Just saying thank you is enough. If the only prayer you ever said was 'thank you'.... that is all that is required. Gratitude is the pathway to joy, happiness and abundance. There is no need to be constantly striving, simply be aware of, and acknowledge all that you have.

"In the end, though, maybe we must all give up trying to pay back the people in this world who sustain our lives. In the end, maybe it's wiser to surrender before the miraculous scope of human generosity and to just keep saying thank you, forever and sincerely, for as long as we have voices."  - Elizabeth Gilbert 









Wednesday, 13 May 2015


#225

Don't seek, don't search, don't ask, don't knock, don't demand... relax. If you relax, it comes. If you relax, it is there. If you relax, you start vibrating with it. - Osho

This is so true. We all get tied in knots over some situation, obsessing about it to the nth degree and creating more problems. The fact that we only need to let it go, is something we are all aware of, but that is easier said than done. Just stop thinking about it. Just relax! This is definitely the best advice ever, but really, how easy is it to do that? The only thing I can say is that it does become easier. It seems to be in our DNA to take steps toward a solution, figure it out, and solve whatever problem we have.... it is our responsibility as an adult to make sure we come up with the answers, isn't it? 

Well the truth of the matter is, you only make it worse by worrying about it. It just becomes larger than life, all blown out of proportion. So find something to do.... go for a walk or a run, clean out the junk drawer, make something, bake something, write a book; take your mind off the problem. Think about something else, anything. 

Because what you think about at length, is what you manifest. You are creating it. You are creating the life you are living, and the problems that go along with it. 

"What you think you become" Ralph Waldo Emmerson

You need to change the vibration of your thoughts, things will work out on their own, if you get out of the way. Change the way you handle a problem, look at it, accept it and let it go. Let it go for real, don't take it back and start worrying again; completely and absolutely let it go. Everything will work out as it is meant to. Relax, it will come. 


Friday, 1 May 2015


#224

Where there is anger, there is always pain underneath....

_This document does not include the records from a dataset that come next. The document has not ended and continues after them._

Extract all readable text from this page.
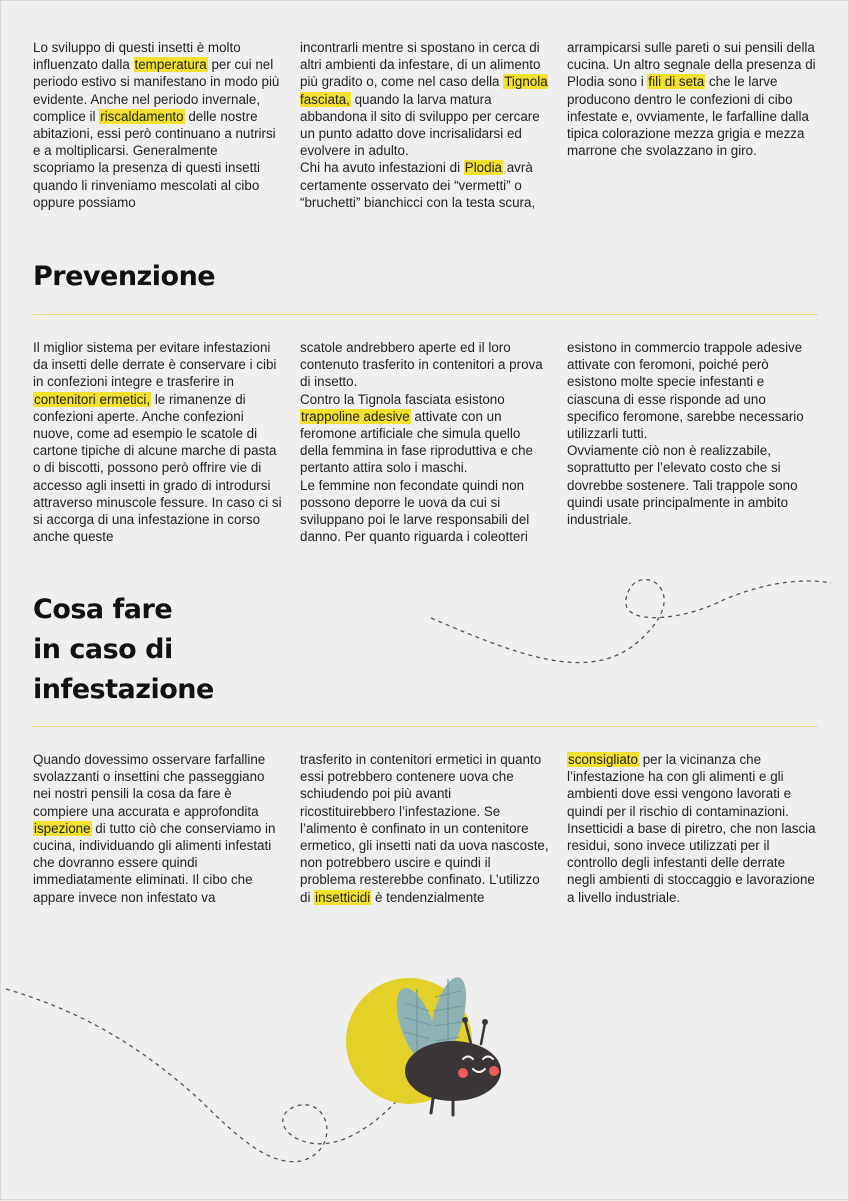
Lo sviluppo di questi insetti è molto influenzato dalla temperatura per cui nel periodo estivo si manifestano in modo più evidente. Anche nel periodo invernale, complice il riscaldamento delle nostre abitazioni, essi però continuano a nutrirsi e a moltiplicarsi. Generalmente scopriamo la presenza di questi insetti quando li rinveniamo mescolati al cibo oppure possiamo

incontrarli mentre si spostano in cerca di altri ambienti da infestare, di un alimento più gradito o, come nel caso della Tignola fasciata, quando la larva matura abbandona il sito di sviluppo per cercare un punto adatto dove incrisalidarsi ed evolvere in adulto.
Chi ha avuto infestazioni di Plodia avrà certamente osservato dei “vermetti” o “bruchetti” bianchicci con la testa scura,

arrampicarsi sulle pareti o sui pensili della cucina. Un altro segnale della presenza di Plodia sono i fili di seta che le larve producono dentro le confezioni di cibo infestate e, ovviamente, le farfalline dalla tipica colorazione mezza grigia e mezza marrone che svolazzano in giro.

Prevenzione

Il miglior sistema per evitare infestazioni da insetti delle derrate è conservare i cibi in confezioni integre e trasferire in contenitori ermetici, le rimanenze di confezioni aperte. Anche confezioni nuove, come ad esempio le scatole di cartone tipiche di alcune marche di pasta o di biscotti, possono però offrire vie di accesso agli insetti in grado di introdursi attraverso minuscole fessure. In caso ci si si accorga di una infestazione in corso anche queste

scatole andrebbero aperte ed il loro contenuto trasferito in contenitori a prova di insetto.
Contro la Tignola fasciata esistono trappoline adesive attivate con un feromone artificiale che simula quello della femmina in fase riproduttiva e che pertanto attira solo i maschi.
Le femmine non fecondate quindi non possono deporre le uova da cui si sviluppano poi le larve responsabili del danno. Per quanto riguarda i coleotteri

esistono in commercio trappole adesive attivate con feromoni, poiché però esistono molte specie infestanti e ciascuna di esse risponde ad uno specifico feromone, sarebbe necessario utilizzarli tutti.
Ovviamente ciò non è realizzabile, soprattutto per l’elevato costo che si dovrebbe sostenere. Tali trappole sono quindi usate principalmente in ambito industriale.

Cosa fare
in caso di
infestazione

Quando dovessimo osservare farfalline svolazzanti o insettini che passeggiano nei nostri pensili la cosa da fare è compiere una accurata e approfondita ispezione di tutto ciò che conserviamo in cucina, individuando gli alimenti infestati che dovranno essere quindi immediatamente eliminati. Il cibo che appare invece non infestato va

trasferito in contenitori ermetici in quanto essi potrebbero contenere uova che schiudendo poi più avanti ricostituirebbero l’infestazione. Se l’alimento è confinato in un contenitore ermetico, gli insetti nati da uova nascoste, non potrebbero uscire e quindi il problema resterebbe confinato. L’utilizzo di insetticidi è tendenzialmente

sconsigliato per la vicinanza che l’infestazione ha con gli alimenti e gli ambienti dove essi vengono lavorati e quindi per il rischio di contaminazioni. Insetticidi a base di piretro, che non lascia residui, sono invece utilizzati per il controllo degli infestanti delle derrate negli ambienti di stoccaggio e lavorazione a livello industriale.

When you find yourself getting angry over anything at all, it is because a button has been pushed. There is some memory within that hurts, and you lash out.

When you hear of gangs, wars, bullying, violence of any sort, you know there is pain at the heart of the matter. They don't need a weapon, they need a hug. I know that sounds cheesy, but seriously, if you remove pain from the equation, there is no reason to fight. There is no need to have 'power over' someone else. No one would need to tear someone down to build themselves up; they would already feel complete within. 
In a perfect world, right?

It just takes one person to start the ball rolling. When you see anger, try recognizing the pain that person is experiencing. You could make a huge difference in someone's life by your reaction. 

Everyone has massive amounts of baggage and you just don't know what spurred this act of force. Of course, you cannot put yourself in danger, but there is no need to retaliate either. We need more compassion and understanding in our world, more people that don't answer anger with anger. 

There are other ways to deal with things besides allowing yourself to sink to that level. Have some empathy and attempt to defuse the situation in a calm and reasonable manner, if at all possible. If not, just recognize where it is coming from and keep yourself at a safe distance. Just know that the anger, is a sign of other issues and has nothing to do with you, but is coming from the pain within.